Understanding what dark matter is, scientists believe, depends largely upon figuring out what particles make it up and it could be one of two possibilities – either dark matter is composed of a few very heavy particles or several light ones. Fodor’s team looked towards the latter. Of these, axions seem to be the most promising — although even these are still hypothetical and what the researchers needed was evidence that these extremely light subatomic particles exist.
Theoretically, the existence of axions can be explained as an extension to quantum chromodynamics (QCD), which predicts that very weakly interacting particles whose mass depend on quantum topological fluctuations can exist. To demonstrate this, the team used the JUQEEN supercomputer to calculate the conditions under which axions can exist and how they contribute to the matter that makes up the universe.
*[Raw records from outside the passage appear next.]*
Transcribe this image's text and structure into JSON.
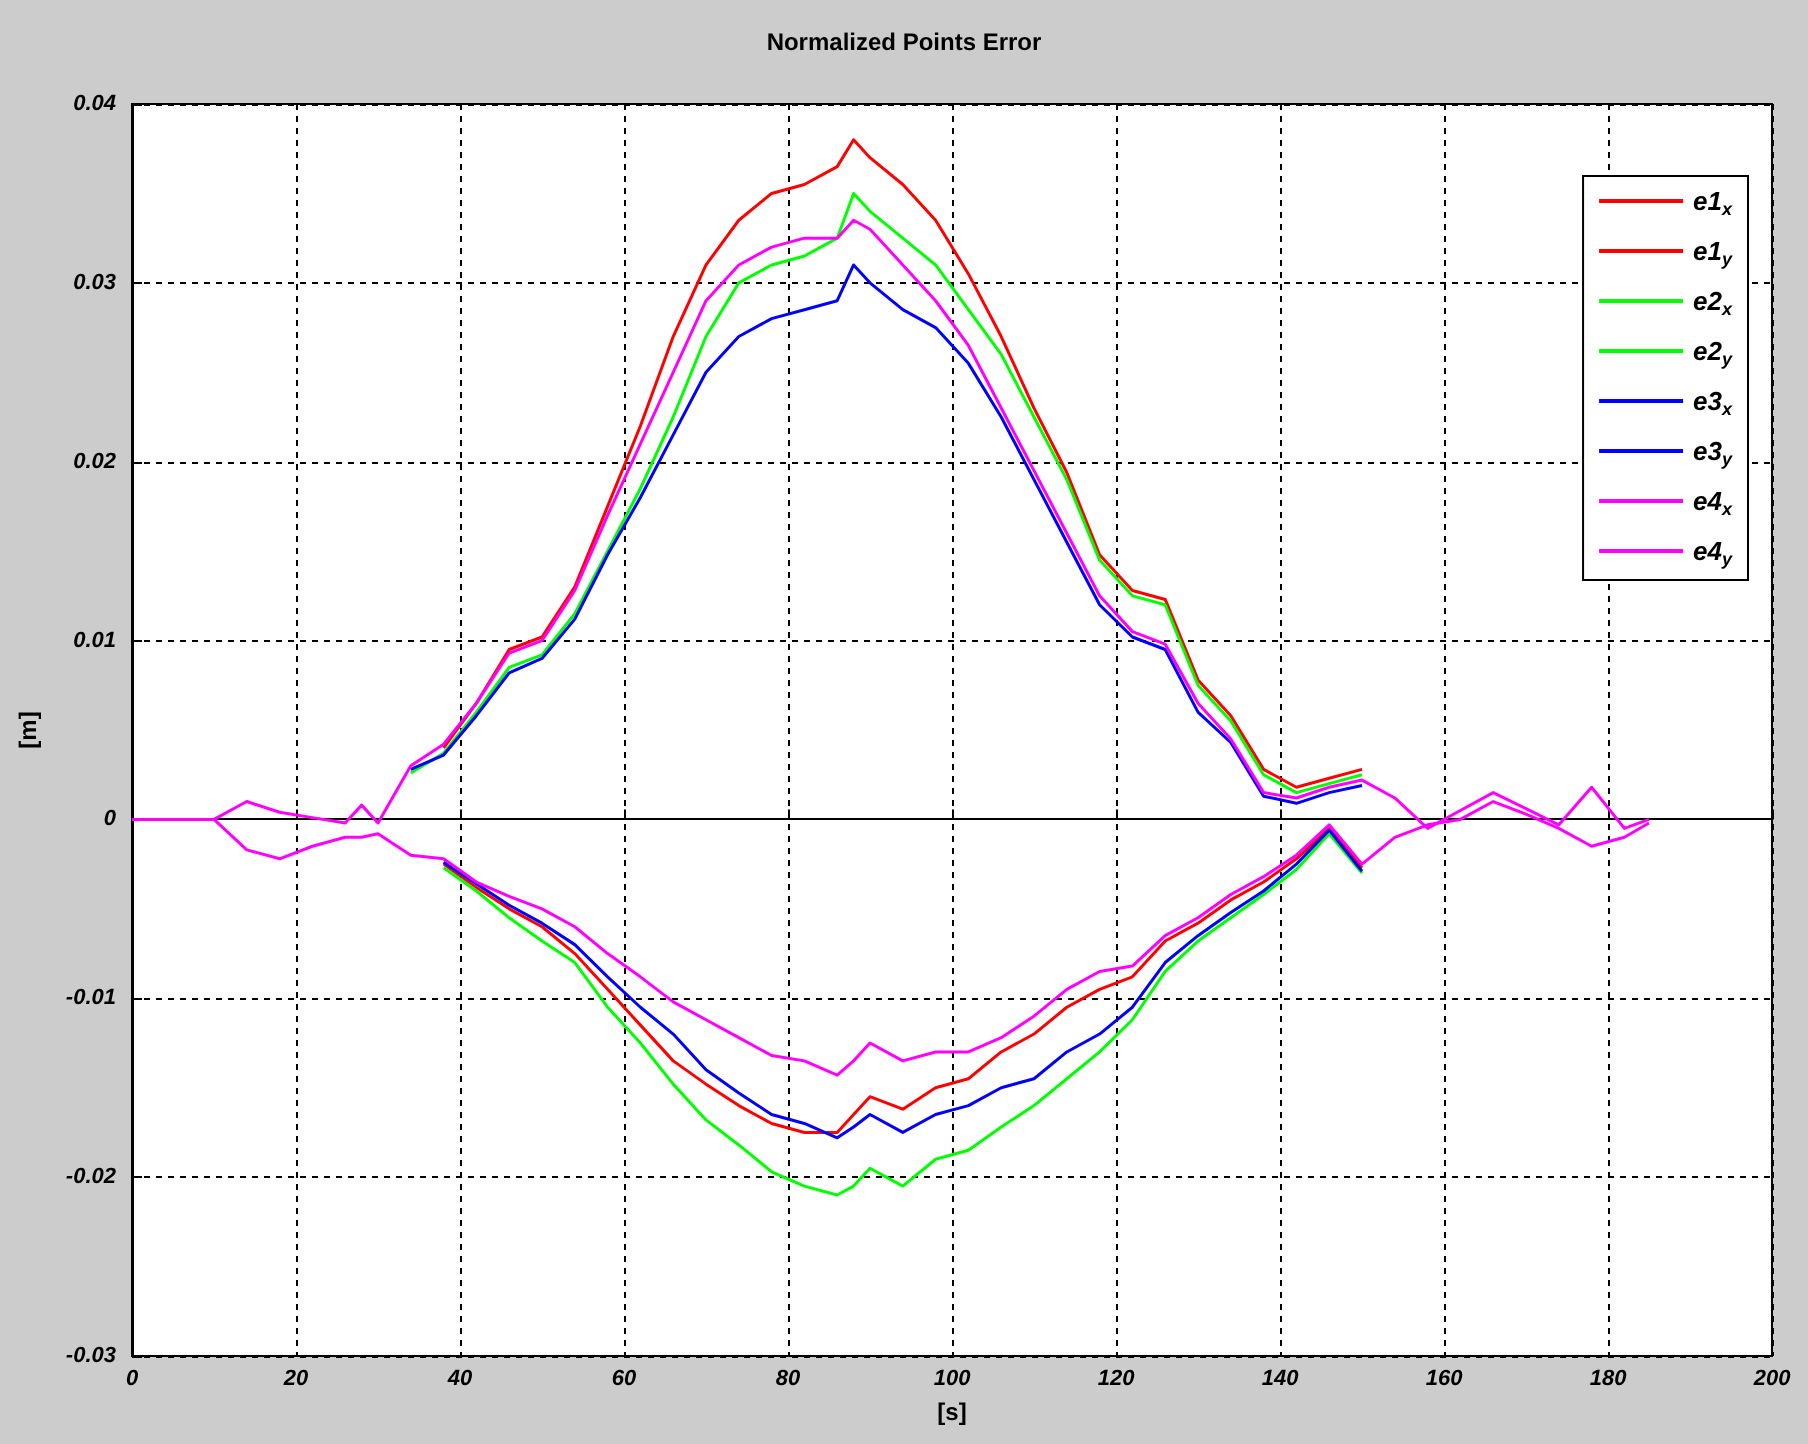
{
  "chart_data": {
    "type": "line",
    "title": "Normalized Points Error",
    "xlabel": "[s]",
    "ylabel": "[m]",
    "x": [
      0,
      10,
      14,
      18,
      22,
      26,
      28,
      30,
      34,
      38,
      42,
      46,
      50,
      54,
      58,
      62,
      66,
      70,
      74,
      78,
      82,
      86,
      88,
      90,
      94,
      98,
      102,
      106,
      110,
      114,
      118,
      122,
      126,
      130,
      134,
      138,
      142,
      146,
      150,
      154,
      158,
      162,
      166,
      170,
      174,
      178,
      182,
      185
    ],
    "series": [
      {
        "name": "e1$_{x}$",
        "color": "#ff0000",
        "values": [
          null,
          null,
          null,
          null,
          null,
          null,
          null,
          null,
          null,
          0.004,
          0.0065,
          0.0095,
          0.0102,
          0.013,
          0.0175,
          0.022,
          0.027,
          0.031,
          0.0335,
          0.035,
          0.0355,
          0.0365,
          0.038,
          0.037,
          0.0355,
          0.0335,
          0.0305,
          0.027,
          0.023,
          0.0194,
          0.0148,
          0.0128,
          0.0123,
          0.0078,
          0.0058,
          0.0028,
          0.0018,
          0.0023,
          0.0028,
          null,
          null,
          null,
          null,
          null,
          null,
          null,
          null,
          null
        ]
      },
      {
        "name": "e1$_{y}$",
        "color": "#ff0000",
        "values": [
          null,
          null,
          null,
          null,
          null,
          null,
          null,
          null,
          null,
          -0.0025,
          -0.0038,
          -0.005,
          -0.006,
          -0.0075,
          -0.0095,
          -0.0115,
          -0.0135,
          -0.0148,
          -0.016,
          -0.017,
          -0.0175,
          -0.0175,
          -0.0165,
          -0.0155,
          -0.0162,
          -0.015,
          -0.0145,
          -0.013,
          -0.012,
          -0.0105,
          -0.0095,
          -0.0088,
          -0.0068,
          -0.0058,
          -0.0045,
          -0.0035,
          -0.0022,
          -0.0005,
          -0.0027,
          null,
          null,
          null,
          null,
          null,
          null,
          null,
          null,
          null
        ]
      },
      {
        "name": "e2$_{x}$",
        "color": "#00ff00",
        "values": [
          null,
          null,
          null,
          null,
          null,
          null,
          null,
          null,
          0.0026,
          0.0037,
          0.006,
          0.0085,
          0.0092,
          0.0115,
          0.015,
          0.0185,
          0.0225,
          0.027,
          0.03,
          0.031,
          0.0315,
          0.0325,
          0.035,
          0.034,
          0.0325,
          0.031,
          0.0285,
          0.026,
          0.0225,
          0.019,
          0.0145,
          0.0125,
          0.012,
          0.0075,
          0.0055,
          0.0025,
          0.0015,
          0.002,
          0.0025,
          null,
          null,
          null,
          null,
          null,
          null,
          null,
          null,
          null
        ]
      },
      {
        "name": "e2$_{y}$",
        "color": "#00ff00",
        "values": [
          null,
          null,
          null,
          null,
          null,
          null,
          null,
          null,
          null,
          -0.0027,
          -0.004,
          -0.0055,
          -0.0068,
          -0.008,
          -0.0105,
          -0.0125,
          -0.0148,
          -0.0168,
          -0.0182,
          -0.0197,
          -0.0205,
          -0.021,
          -0.0205,
          -0.0195,
          -0.0205,
          -0.019,
          -0.0185,
          -0.0172,
          -0.016,
          -0.0145,
          -0.013,
          -0.0112,
          -0.0085,
          -0.0068,
          -0.0055,
          -0.0042,
          -0.0028,
          -0.0008,
          -0.003,
          null,
          null,
          null,
          null,
          null,
          null,
          null,
          null,
          null
        ]
      },
      {
        "name": "e3$_{x}$",
        "color": "#0000ff",
        "values": [
          null,
          null,
          null,
          null,
          null,
          null,
          null,
          null,
          0.0028,
          0.0036,
          0.0058,
          0.0082,
          0.009,
          0.0112,
          0.0148,
          0.018,
          0.0215,
          0.025,
          0.027,
          0.028,
          0.0285,
          0.029,
          0.031,
          0.03,
          0.0285,
          0.0275,
          0.0255,
          0.0225,
          0.019,
          0.0155,
          0.012,
          0.0102,
          0.0095,
          0.006,
          0.0043,
          0.0013,
          0.0009,
          0.0015,
          0.0019,
          null,
          null,
          null,
          null,
          null,
          null,
          null,
          null,
          null
        ]
      },
      {
        "name": "e3$_{y}$",
        "color": "#0000ff",
        "values": [
          null,
          null,
          null,
          null,
          null,
          null,
          null,
          null,
          null,
          -0.0024,
          -0.0036,
          -0.0048,
          -0.0058,
          -0.007,
          -0.0088,
          -0.0105,
          -0.012,
          -0.014,
          -0.0153,
          -0.0165,
          -0.017,
          -0.0178,
          -0.0172,
          -0.0165,
          -0.0175,
          -0.0165,
          -0.016,
          -0.015,
          -0.0145,
          -0.013,
          -0.012,
          -0.0105,
          -0.008,
          -0.0065,
          -0.0052,
          -0.004,
          -0.0025,
          -0.0006,
          -0.0029,
          null,
          null,
          null,
          null,
          null,
          null,
          null,
          null,
          null
        ]
      },
      {
        "name": "e4$_{x}$",
        "color": "#ff00ff",
        "values": [
          null,
          0,
          0.001,
          0.0004,
          0.0001,
          -0.0002,
          0.0008,
          -0.0002,
          0.003,
          0.0042,
          0.0065,
          0.0093,
          0.01,
          0.0128,
          0.017,
          0.021,
          0.025,
          0.029,
          0.031,
          0.032,
          0.0325,
          0.0325,
          0.0335,
          0.033,
          0.031,
          0.029,
          0.0265,
          0.023,
          0.0195,
          0.016,
          0.0125,
          0.0105,
          0.0098,
          0.0065,
          0.0045,
          0.0015,
          0.0012,
          0.0018,
          0.0022,
          0.0012,
          -0.0005,
          0.0005,
          0.0015,
          0.0006,
          -0.0003,
          0.0018,
          -0.0005,
          0
        ]
      },
      {
        "name": "e4$_{y}$",
        "color": "#ff00ff",
        "values": [
          0,
          0,
          -0.0017,
          -0.0022,
          -0.0015,
          -0.001,
          -0.001,
          -0.0008,
          -0.002,
          -0.0022,
          -0.0035,
          -0.0043,
          -0.005,
          -0.006,
          -0.0075,
          -0.0088,
          -0.0102,
          -0.0112,
          -0.0122,
          -0.0132,
          -0.0135,
          -0.0143,
          -0.0135,
          -0.0125,
          -0.0135,
          -0.013,
          -0.013,
          -0.0122,
          -0.011,
          -0.0095,
          -0.0085,
          -0.0082,
          -0.0065,
          -0.0055,
          -0.0042,
          -0.0032,
          -0.002,
          -0.0003,
          -0.0025,
          -0.001,
          -0.0003,
          0,
          0.001,
          0.0003,
          -0.0005,
          -0.0015,
          -0.001,
          -0.0002
        ]
      }
    ],
    "xlim": [
      0,
      200
    ],
    "xticks": [
      0,
      20,
      40,
      60,
      80,
      100,
      120,
      140,
      160,
      180,
      200
    ],
    "ylim": [
      -0.03,
      0.04
    ],
    "yticks": [
      -0.03,
      -0.02,
      -0.01,
      0,
      0.01,
      0.02,
      0.03,
      0.04
    ],
    "grid": true,
    "legend": "top right",
    "marker": "none",
    "line_style": "solid"
  }
}
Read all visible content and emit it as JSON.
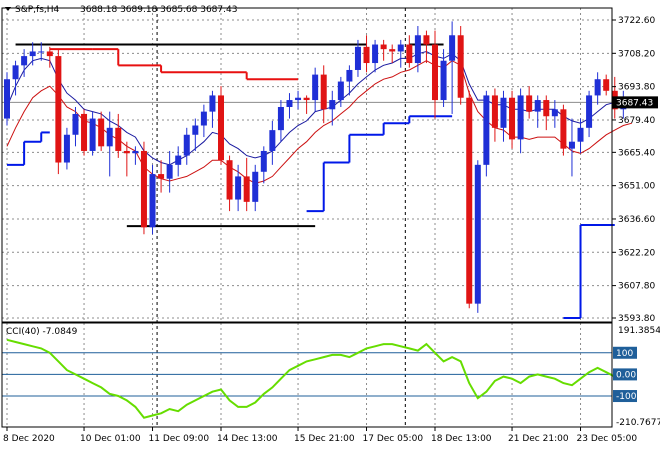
{
  "header": {
    "symbol": "S&P,fs,H4",
    "ohlc": "3688.18 3689.18 3685.68 3687.43"
  },
  "indicator": {
    "label": "CCI(40) -7.0849",
    "levels": [
      "100",
      "0.00",
      "-100"
    ],
    "top_value": "191.3854",
    "bottom_value": "-210.7677"
  },
  "current_price_label": "3687.43",
  "colors": {
    "up_body": "#1f2fd6",
    "down_body": "#e01414",
    "level_line": "#000000",
    "support_line": "#0018e8",
    "resistance_line": "#e81010",
    "cci": "#66dd00",
    "grid": "#8c8c8c",
    "level_fill": "#1f5f9a"
  },
  "chart_data": [
    {
      "type": "candlestick",
      "title": "S&P,fs,H4",
      "x_tick_labels": [
        "8 Dec 2020",
        "10 Dec 01:00",
        "11 Dec 09:00",
        "14 Dec 13:00",
        "15 Dec 21:00",
        "17 Dec 05:00",
        "18 Dec 13:00",
        "21 Dec 21:00",
        "23 Dec 05:00"
      ],
      "y_tick_labels": [
        "3722.60",
        "3708.20",
        "3693.80",
        "3679.40",
        "3665.40",
        "3651.00",
        "3636.60",
        "3622.20",
        "3607.80",
        "3593.80"
      ],
      "ylim": [
        3593.8,
        3722.6
      ],
      "candles": [
        [
          3680,
          3700,
          3677,
          3697
        ],
        [
          3697,
          3705,
          3690,
          3703
        ],
        [
          3703,
          3710,
          3698,
          3707
        ],
        [
          3707,
          3713,
          3703,
          3709
        ],
        [
          3709,
          3713,
          3705,
          3709
        ],
        [
          3709,
          3711,
          3702,
          3707
        ],
        [
          3707,
          3710,
          3656,
          3661
        ],
        [
          3661,
          3676,
          3658,
          3673
        ],
        [
          3673,
          3685,
          3668,
          3682
        ],
        [
          3682,
          3684,
          3664,
          3666
        ],
        [
          3666,
          3683,
          3664,
          3680
        ],
        [
          3680,
          3683,
          3666,
          3668
        ],
        [
          3668,
          3683,
          3655,
          3676
        ],
        [
          3676,
          3682,
          3663,
          3666
        ],
        [
          3666,
          3670,
          3655,
          3665
        ],
        [
          3665,
          3668,
          3660,
          3666
        ],
        [
          3666,
          3670,
          3630,
          3633
        ],
        [
          3633,
          3660,
          3630,
          3656
        ],
        [
          3656,
          3662,
          3648,
          3654
        ],
        [
          3654,
          3666,
          3648,
          3660
        ],
        [
          3660,
          3668,
          3655,
          3664
        ],
        [
          3664,
          3676,
          3660,
          3673
        ],
        [
          3673,
          3680,
          3666,
          3677
        ],
        [
          3677,
          3686,
          3672,
          3683
        ],
        [
          3683,
          3692,
          3676,
          3690
        ],
        [
          3690,
          3694,
          3660,
          3662
        ],
        [
          3662,
          3664,
          3640,
          3645
        ],
        [
          3645,
          3660,
          3640,
          3655
        ],
        [
          3655,
          3663,
          3640,
          3644
        ],
        [
          3644,
          3660,
          3640,
          3657
        ],
        [
          3657,
          3668,
          3652,
          3666
        ],
        [
          3666,
          3679,
          3660,
          3675
        ],
        [
          3675,
          3688,
          3670,
          3685
        ],
        [
          3685,
          3691,
          3680,
          3688
        ],
        [
          3688,
          3692,
          3684,
          3689
        ],
        [
          3689,
          3690,
          3682,
          3688
        ],
        [
          3688,
          3702,
          3683,
          3699
        ],
        [
          3699,
          3703,
          3678,
          3684
        ],
        [
          3684,
          3692,
          3677,
          3688
        ],
        [
          3688,
          3698,
          3685,
          3696
        ],
        [
          3696,
          3703,
          3690,
          3701
        ],
        [
          3701,
          3714,
          3698,
          3711
        ],
        [
          3711,
          3716,
          3700,
          3704
        ],
        [
          3704,
          3714,
          3700,
          3712
        ],
        [
          3712,
          3714,
          3705,
          3710
        ],
        [
          3710,
          3712,
          3704,
          3709
        ],
        [
          3709,
          3714,
          3702,
          3712
        ],
        [
          3712,
          3716,
          3702,
          3704
        ],
        [
          3704,
          3720,
          3700,
          3716
        ],
        [
          3716,
          3718,
          3704,
          3712
        ],
        [
          3712,
          3718,
          3680,
          3688
        ],
        [
          3688,
          3710,
          3685,
          3705
        ],
        [
          3705,
          3722,
          3682,
          3716
        ],
        [
          3716,
          3720,
          3686,
          3689
        ],
        [
          3689,
          3692,
          3598,
          3600
        ],
        [
          3600,
          3662,
          3596,
          3660
        ],
        [
          3660,
          3692,
          3655,
          3690
        ],
        [
          3690,
          3693,
          3670,
          3676
        ],
        [
          3676,
          3692,
          3670,
          3689
        ],
        [
          3689,
          3692,
          3667,
          3671
        ],
        [
          3671,
          3693,
          3665,
          3690
        ],
        [
          3690,
          3694,
          3680,
          3683
        ],
        [
          3683,
          3690,
          3676,
          3688
        ],
        [
          3688,
          3690,
          3675,
          3681
        ],
        [
          3681,
          3688,
          3676,
          3684
        ],
        [
          3684,
          3686,
          3664,
          3667
        ],
        [
          3667,
          3680,
          3655,
          3670
        ],
        [
          3670,
          3680,
          3665,
          3676
        ],
        [
          3676,
          3692,
          3672,
          3690
        ],
        [
          3690,
          3700,
          3686,
          3697
        ],
        [
          3697,
          3699,
          3690,
          3692
        ],
        [
          3692,
          3698,
          3680,
          3684
        ],
        [
          3684,
          3692,
          3680,
          3688
        ],
        [
          3688,
          3689,
          3685,
          3687
        ]
      ],
      "ma_blue": [
        3685,
        3694,
        3701,
        3705,
        3706,
        3705,
        3697,
        3691,
        3688,
        3684,
        3683,
        3682,
        3679,
        3677,
        3674,
        3672,
        3666,
        3663,
        3661,
        3660,
        3662,
        3664,
        3667,
        3670,
        3674,
        3673,
        3669,
        3667,
        3664,
        3663,
        3664,
        3666,
        3670,
        3674,
        3677,
        3679,
        3683,
        3684,
        3685,
        3688,
        3691,
        3695,
        3698,
        3701,
        3703,
        3704,
        3706,
        3706,
        3708,
        3709,
        3707,
        3706,
        3708,
        3705,
        3695,
        3688,
        3688,
        3686,
        3686,
        3684,
        3684,
        3683,
        3684,
        3684,
        3684,
        3681,
        3679,
        3678,
        3680,
        3683,
        3686,
        3687,
        3688,
        3689
      ],
      "ma_red": [
        3668,
        3676,
        3683,
        3689,
        3692,
        3694,
        3690,
        3685,
        3683,
        3679,
        3678,
        3676,
        3673,
        3671,
        3668,
        3666,
        3659,
        3656,
        3654,
        3653,
        3654,
        3655,
        3657,
        3659,
        3662,
        3662,
        3659,
        3657,
        3654,
        3652,
        3653,
        3655,
        3659,
        3663,
        3667,
        3670,
        3674,
        3677,
        3679,
        3682,
        3685,
        3689,
        3692,
        3695,
        3697,
        3698,
        3700,
        3701,
        3703,
        3705,
        3703,
        3702,
        3705,
        3703,
        3691,
        3683,
        3679,
        3676,
        3675,
        3672,
        3672,
        3671,
        3672,
        3672,
        3672,
        3669,
        3666,
        3665,
        3667,
        3670,
        3673,
        3675,
        3677,
        3678
      ],
      "horizontal_levels": [
        {
          "from": 1,
          "to": 42,
          "value": 3712.0
        },
        {
          "from": 14,
          "to": 36,
          "value": 3633.5
        },
        {
          "from": 47,
          "to": 51,
          "value": 3712.0
        }
      ],
      "resistance_steps": [
        {
          "from": 5,
          "to": 10,
          "value": 3710.0
        },
        {
          "from": 10,
          "to": 13,
          "value": 3710.0
        },
        {
          "from": 13,
          "to": 18,
          "value": 3703.0
        },
        {
          "from": 18,
          "to": 28,
          "value": 3700.0
        },
        {
          "from": 28,
          "to": 34,
          "value": 3697.0
        }
      ],
      "support_steps": [
        {
          "from": 0,
          "to": 2,
          "value": 3660.0
        },
        {
          "from": 2,
          "to": 4,
          "value": 3670.0
        },
        {
          "from": 4,
          "to": 5,
          "value": 3674.0
        },
        {
          "from": 35,
          "to": 37,
          "value": 3640.0
        },
        {
          "from": 37,
          "to": 40,
          "value": 3661.0
        },
        {
          "from": 40,
          "to": 44,
          "value": 3673.0
        },
        {
          "from": 44,
          "to": 47,
          "value": 3678.0
        },
        {
          "from": 47,
          "to": 52,
          "value": 3681.0
        },
        {
          "from": 65,
          "to": 67,
          "value": 3593.8
        },
        {
          "from": 67,
          "to": 71,
          "value": 3634.0
        }
      ]
    },
    {
      "type": "line",
      "title": "CCI(40) -7.0849",
      "y_tick_labels": [
        "191.3854",
        "100",
        "0.00",
        "-100",
        "-210.7677"
      ],
      "ylim": [
        -210.7677,
        191.3854
      ],
      "levels": [
        100,
        0,
        -100
      ],
      "series": [
        {
          "values": [
            160,
            150,
            140,
            130,
            120,
            100,
            60,
            20,
            0,
            -20,
            -40,
            -60,
            -90,
            -100,
            -120,
            -150,
            -200,
            -190,
            -180,
            -160,
            -170,
            -140,
            -120,
            -100,
            -80,
            -70,
            -120,
            -150,
            -150,
            -130,
            -90,
            -60,
            -20,
            20,
            40,
            60,
            70,
            80,
            90,
            90,
            80,
            100,
            120,
            130,
            140,
            140,
            130,
            120,
            110,
            140,
            100,
            60,
            80,
            60,
            -40,
            -110,
            -80,
            -30,
            -10,
            -20,
            -40,
            -10,
            0,
            -10,
            -20,
            -40,
            -50,
            -20,
            10,
            30,
            10,
            -10,
            -10,
            -7
          ]
        }
      ]
    }
  ]
}
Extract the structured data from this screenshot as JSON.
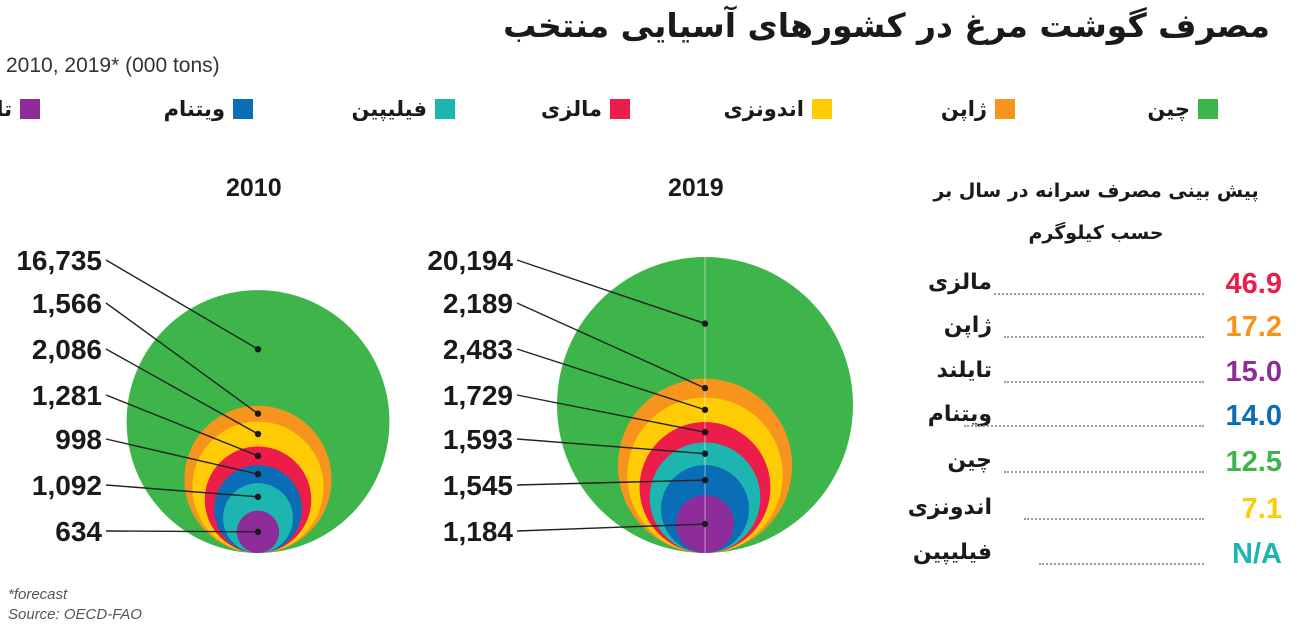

The results were promising. If dark matter is largely made up of axions, these should posses a mass of 50 to 1,500 micro-electronvolts (standard units of particle physics), which is up to ten billion times lighter than electrons — that’s an average of 10 million axions per cubic centimeter of the universe and that’s at least plausible.
“To find understand what dark matter is made of it’d be extremely helpful to know what kind of mass we are looking for,” said theoretical physicist Ringwald, “otherwise the search could take decades, because we’d have to scan far too large a range. The results we’ve seen are promising and will lead to a race to discover these particles,” says Fodor who predicts that, within a few years, it will be possible to experimentally confirm or rule out the existence of axions.
Thanks to the Jülich supercomputer, we may be a step closer to figuring out dark matter – now that we know what we need to look for.